油彩、エマイユ、壁画

ル・コルビュジエは建築家でありながら、生涯多くの絵画作品を手掛けた画家でもありました。故郷ではみずみずしいスイスの風景を描いていました。パリに出て画家アメデ・オザンファンと出会い、1920年代前半は純粋な幾何学的形態を描く「ピュリスム」の活動を行い、1920年代末からはシュルレアリスムの影響を受けた作品や、「詩的な感情を喚起する静物」と呼んだ骨や石のようなオブジェを描く時期を経て、1930年代以降は女性を主たるテーマとして作品を制作します。第二次世界大戦後には、美術の潮流とは離れて、「牡牛」「イコン」といったテーマや、自作のキャラクターのような象徴的なモチーフを描くようになりました。

1920年代の禁欲的な卓上の静物画から、豊満な女性のヌードを描くにつれ、単なる幾何学的抽象ではなく、ル・コルビュジエ独特の肥痩のある線で描かれたフォルムへの変化は、彼の建築でも見られる形態表現の変化に対応しています。また、穏やかな彩度の低い色で構成された1920年代の絵画作品と《ラ・ロッシュ+ジャンヌレ邸》や《ワイセンホーフ・ジードルングの住宅》などで見られるポリクロミー、そして、強い色彩を効果的に用いた戦後の絵画作品と《マルセイユのユニテ・ダビタシオン》やチャンディガールの建築は、見事に対応しています。このように、彼の絵画と建築とは密接な関係があり、制約が多い建築と違って、自由に表現ができる絵画で行ったさまざまな試みが、建築へ反映されていたといえます。彼にとって絵画は一種の実験室でした。

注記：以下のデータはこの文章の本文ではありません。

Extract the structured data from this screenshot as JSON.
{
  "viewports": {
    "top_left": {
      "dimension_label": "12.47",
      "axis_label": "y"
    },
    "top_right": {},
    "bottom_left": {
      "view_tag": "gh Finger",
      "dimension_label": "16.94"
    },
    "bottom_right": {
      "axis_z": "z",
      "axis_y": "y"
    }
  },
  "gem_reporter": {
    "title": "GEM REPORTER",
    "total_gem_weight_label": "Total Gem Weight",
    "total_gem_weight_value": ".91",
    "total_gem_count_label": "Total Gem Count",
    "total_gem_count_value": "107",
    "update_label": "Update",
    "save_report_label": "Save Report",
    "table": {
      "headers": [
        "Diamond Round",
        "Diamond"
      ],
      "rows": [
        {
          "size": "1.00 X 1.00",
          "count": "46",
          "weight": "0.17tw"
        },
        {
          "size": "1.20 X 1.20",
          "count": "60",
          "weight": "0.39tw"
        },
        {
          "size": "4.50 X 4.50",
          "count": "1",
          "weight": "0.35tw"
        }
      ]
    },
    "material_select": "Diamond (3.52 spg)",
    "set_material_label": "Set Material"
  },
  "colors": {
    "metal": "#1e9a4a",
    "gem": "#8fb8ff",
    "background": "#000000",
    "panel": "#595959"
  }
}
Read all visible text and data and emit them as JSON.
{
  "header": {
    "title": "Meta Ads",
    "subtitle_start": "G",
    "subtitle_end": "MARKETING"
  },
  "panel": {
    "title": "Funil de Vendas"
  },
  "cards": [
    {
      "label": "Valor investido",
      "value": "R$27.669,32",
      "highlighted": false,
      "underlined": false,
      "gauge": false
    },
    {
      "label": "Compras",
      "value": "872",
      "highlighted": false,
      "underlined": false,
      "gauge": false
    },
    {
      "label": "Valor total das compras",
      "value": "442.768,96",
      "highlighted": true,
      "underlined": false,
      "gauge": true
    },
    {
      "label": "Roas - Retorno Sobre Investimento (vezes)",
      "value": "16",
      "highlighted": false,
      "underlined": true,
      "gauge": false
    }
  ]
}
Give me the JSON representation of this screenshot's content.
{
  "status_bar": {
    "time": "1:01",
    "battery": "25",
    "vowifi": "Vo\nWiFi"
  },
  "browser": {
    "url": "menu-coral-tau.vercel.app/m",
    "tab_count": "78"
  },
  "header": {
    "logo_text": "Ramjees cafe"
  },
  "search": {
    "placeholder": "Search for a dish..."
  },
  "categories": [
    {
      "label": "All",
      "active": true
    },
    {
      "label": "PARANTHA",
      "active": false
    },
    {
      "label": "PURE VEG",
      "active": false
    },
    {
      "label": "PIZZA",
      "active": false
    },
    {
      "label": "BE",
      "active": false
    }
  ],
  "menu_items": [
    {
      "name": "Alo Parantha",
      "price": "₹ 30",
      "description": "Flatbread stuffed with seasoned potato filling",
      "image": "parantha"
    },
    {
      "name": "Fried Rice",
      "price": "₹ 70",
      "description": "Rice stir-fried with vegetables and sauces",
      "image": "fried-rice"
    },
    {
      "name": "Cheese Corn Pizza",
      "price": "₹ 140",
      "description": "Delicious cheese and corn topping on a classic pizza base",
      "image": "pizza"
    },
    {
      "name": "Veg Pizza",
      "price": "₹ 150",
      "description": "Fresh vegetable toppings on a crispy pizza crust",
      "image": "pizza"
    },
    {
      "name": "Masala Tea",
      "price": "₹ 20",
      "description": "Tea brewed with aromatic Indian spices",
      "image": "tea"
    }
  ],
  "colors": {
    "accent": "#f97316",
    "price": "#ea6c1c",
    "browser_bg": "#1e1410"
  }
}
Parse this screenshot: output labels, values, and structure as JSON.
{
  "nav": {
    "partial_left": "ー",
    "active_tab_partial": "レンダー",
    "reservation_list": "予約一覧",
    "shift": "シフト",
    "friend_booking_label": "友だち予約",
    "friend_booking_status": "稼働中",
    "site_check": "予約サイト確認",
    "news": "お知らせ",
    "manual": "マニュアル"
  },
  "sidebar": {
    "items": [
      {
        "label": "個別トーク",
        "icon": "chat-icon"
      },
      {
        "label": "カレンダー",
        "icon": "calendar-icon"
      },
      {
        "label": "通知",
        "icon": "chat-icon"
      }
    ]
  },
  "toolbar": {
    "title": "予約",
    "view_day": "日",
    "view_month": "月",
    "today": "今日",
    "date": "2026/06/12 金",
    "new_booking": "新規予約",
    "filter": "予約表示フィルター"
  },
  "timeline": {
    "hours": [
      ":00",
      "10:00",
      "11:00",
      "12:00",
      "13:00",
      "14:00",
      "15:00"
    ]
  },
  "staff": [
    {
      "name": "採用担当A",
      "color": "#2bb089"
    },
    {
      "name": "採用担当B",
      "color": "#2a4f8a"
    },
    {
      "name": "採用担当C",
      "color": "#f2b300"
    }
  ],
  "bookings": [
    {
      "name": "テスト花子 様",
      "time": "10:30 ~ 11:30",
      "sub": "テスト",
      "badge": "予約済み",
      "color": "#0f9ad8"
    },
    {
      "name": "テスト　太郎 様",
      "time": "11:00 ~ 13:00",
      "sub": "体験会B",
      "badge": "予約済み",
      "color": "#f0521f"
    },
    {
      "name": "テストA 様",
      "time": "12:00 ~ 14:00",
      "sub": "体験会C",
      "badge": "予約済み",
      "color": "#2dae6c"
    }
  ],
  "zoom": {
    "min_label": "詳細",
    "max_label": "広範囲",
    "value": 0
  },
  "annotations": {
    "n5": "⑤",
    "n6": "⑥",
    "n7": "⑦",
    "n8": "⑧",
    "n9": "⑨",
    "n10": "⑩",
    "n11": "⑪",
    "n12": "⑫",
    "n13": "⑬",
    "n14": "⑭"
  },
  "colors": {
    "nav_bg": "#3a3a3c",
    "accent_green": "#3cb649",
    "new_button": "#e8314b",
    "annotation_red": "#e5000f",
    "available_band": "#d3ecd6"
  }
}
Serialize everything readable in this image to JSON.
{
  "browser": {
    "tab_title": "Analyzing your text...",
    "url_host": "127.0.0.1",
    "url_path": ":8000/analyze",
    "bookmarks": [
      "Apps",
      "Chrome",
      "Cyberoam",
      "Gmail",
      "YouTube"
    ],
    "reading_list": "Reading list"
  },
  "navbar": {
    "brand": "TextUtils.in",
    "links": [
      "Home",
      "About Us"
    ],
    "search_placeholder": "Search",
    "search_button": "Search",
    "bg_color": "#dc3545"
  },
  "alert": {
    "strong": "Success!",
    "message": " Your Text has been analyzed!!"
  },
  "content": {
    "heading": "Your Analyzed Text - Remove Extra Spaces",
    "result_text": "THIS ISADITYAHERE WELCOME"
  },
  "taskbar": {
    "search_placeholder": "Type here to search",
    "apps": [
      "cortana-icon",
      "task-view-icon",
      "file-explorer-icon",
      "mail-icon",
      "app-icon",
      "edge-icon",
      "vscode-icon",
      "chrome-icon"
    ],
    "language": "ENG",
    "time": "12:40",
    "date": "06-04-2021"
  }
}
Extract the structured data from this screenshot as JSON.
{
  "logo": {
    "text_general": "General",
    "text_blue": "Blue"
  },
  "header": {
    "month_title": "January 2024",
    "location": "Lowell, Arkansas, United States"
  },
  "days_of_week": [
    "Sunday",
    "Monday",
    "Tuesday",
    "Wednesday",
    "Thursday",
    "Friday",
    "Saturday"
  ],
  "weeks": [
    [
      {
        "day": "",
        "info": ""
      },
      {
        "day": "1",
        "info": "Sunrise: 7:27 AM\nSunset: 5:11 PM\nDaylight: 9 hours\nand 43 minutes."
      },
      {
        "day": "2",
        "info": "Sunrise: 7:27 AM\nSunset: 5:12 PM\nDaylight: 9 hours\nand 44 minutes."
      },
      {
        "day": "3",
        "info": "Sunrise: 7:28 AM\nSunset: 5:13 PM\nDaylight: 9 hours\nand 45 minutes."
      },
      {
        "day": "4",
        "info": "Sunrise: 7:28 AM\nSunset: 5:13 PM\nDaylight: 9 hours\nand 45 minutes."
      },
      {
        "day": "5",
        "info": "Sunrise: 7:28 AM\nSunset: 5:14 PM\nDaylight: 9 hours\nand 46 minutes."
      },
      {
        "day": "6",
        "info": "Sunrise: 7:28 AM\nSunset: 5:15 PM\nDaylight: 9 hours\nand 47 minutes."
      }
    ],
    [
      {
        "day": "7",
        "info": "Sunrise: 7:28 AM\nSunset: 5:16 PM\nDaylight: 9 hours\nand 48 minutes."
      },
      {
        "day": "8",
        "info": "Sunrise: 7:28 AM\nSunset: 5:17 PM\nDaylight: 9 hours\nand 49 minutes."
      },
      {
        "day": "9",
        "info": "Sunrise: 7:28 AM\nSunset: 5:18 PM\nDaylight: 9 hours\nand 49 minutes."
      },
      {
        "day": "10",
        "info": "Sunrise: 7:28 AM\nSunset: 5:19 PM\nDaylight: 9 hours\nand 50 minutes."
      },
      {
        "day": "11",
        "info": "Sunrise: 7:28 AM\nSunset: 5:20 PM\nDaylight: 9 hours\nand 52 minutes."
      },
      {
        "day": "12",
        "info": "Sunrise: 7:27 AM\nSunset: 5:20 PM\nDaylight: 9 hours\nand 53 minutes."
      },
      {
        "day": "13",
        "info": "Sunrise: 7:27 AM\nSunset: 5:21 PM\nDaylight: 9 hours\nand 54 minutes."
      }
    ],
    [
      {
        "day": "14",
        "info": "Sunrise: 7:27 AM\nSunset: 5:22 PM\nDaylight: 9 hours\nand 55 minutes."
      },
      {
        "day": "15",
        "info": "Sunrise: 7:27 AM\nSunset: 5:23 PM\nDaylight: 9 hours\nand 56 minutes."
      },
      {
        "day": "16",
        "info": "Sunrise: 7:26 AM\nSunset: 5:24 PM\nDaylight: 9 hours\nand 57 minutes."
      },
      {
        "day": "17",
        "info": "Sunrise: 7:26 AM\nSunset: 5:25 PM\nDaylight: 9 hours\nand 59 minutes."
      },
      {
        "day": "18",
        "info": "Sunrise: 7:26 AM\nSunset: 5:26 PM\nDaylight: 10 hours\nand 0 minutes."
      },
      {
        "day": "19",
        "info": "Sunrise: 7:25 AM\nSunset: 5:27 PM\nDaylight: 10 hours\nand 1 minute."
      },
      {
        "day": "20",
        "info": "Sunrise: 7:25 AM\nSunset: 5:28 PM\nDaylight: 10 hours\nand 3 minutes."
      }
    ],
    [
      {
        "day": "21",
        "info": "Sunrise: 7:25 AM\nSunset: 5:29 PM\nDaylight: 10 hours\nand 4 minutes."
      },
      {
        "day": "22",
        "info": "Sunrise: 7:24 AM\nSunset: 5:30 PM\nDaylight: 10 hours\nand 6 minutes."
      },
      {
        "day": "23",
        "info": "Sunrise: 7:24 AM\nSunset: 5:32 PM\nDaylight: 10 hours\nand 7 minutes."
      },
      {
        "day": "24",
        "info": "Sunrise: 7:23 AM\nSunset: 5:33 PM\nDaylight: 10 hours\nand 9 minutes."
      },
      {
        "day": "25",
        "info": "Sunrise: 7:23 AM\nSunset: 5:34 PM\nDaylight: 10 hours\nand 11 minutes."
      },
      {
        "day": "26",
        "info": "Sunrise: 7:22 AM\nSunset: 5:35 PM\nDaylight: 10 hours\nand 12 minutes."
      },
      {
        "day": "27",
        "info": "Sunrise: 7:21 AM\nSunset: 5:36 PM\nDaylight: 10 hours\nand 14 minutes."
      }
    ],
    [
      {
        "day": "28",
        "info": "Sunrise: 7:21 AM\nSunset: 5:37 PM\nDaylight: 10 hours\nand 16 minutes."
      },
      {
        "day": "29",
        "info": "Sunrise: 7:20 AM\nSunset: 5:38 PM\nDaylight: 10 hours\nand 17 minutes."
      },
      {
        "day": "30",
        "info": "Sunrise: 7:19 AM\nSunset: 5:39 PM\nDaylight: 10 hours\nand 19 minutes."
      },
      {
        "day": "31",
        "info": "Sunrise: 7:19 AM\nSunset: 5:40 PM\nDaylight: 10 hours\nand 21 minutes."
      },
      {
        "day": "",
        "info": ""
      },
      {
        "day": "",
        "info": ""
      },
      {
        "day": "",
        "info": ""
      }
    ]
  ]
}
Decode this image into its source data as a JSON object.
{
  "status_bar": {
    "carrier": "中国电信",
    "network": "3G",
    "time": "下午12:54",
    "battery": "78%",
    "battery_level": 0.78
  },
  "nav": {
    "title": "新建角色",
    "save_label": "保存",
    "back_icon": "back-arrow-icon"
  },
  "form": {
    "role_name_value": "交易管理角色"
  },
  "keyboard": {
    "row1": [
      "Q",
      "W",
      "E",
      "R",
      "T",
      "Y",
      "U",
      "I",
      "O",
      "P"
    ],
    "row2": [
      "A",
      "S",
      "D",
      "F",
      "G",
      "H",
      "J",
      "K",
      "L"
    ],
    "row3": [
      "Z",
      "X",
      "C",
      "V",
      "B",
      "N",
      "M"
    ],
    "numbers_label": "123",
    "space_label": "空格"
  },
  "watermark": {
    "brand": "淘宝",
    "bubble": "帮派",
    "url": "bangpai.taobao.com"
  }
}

彼は油彩やグアッシュなどの他に、エマイユ(エナメル画)という技法にも挑戦しています。エマイユはガラス質で屋外にも適することから、この技法による大きな扉絵も制作しています。また、紙やカンヴァスだけでなく、直接壁に描いたり、板に描いたものを壁に取り付けるといった手法で、壁画も制作しています。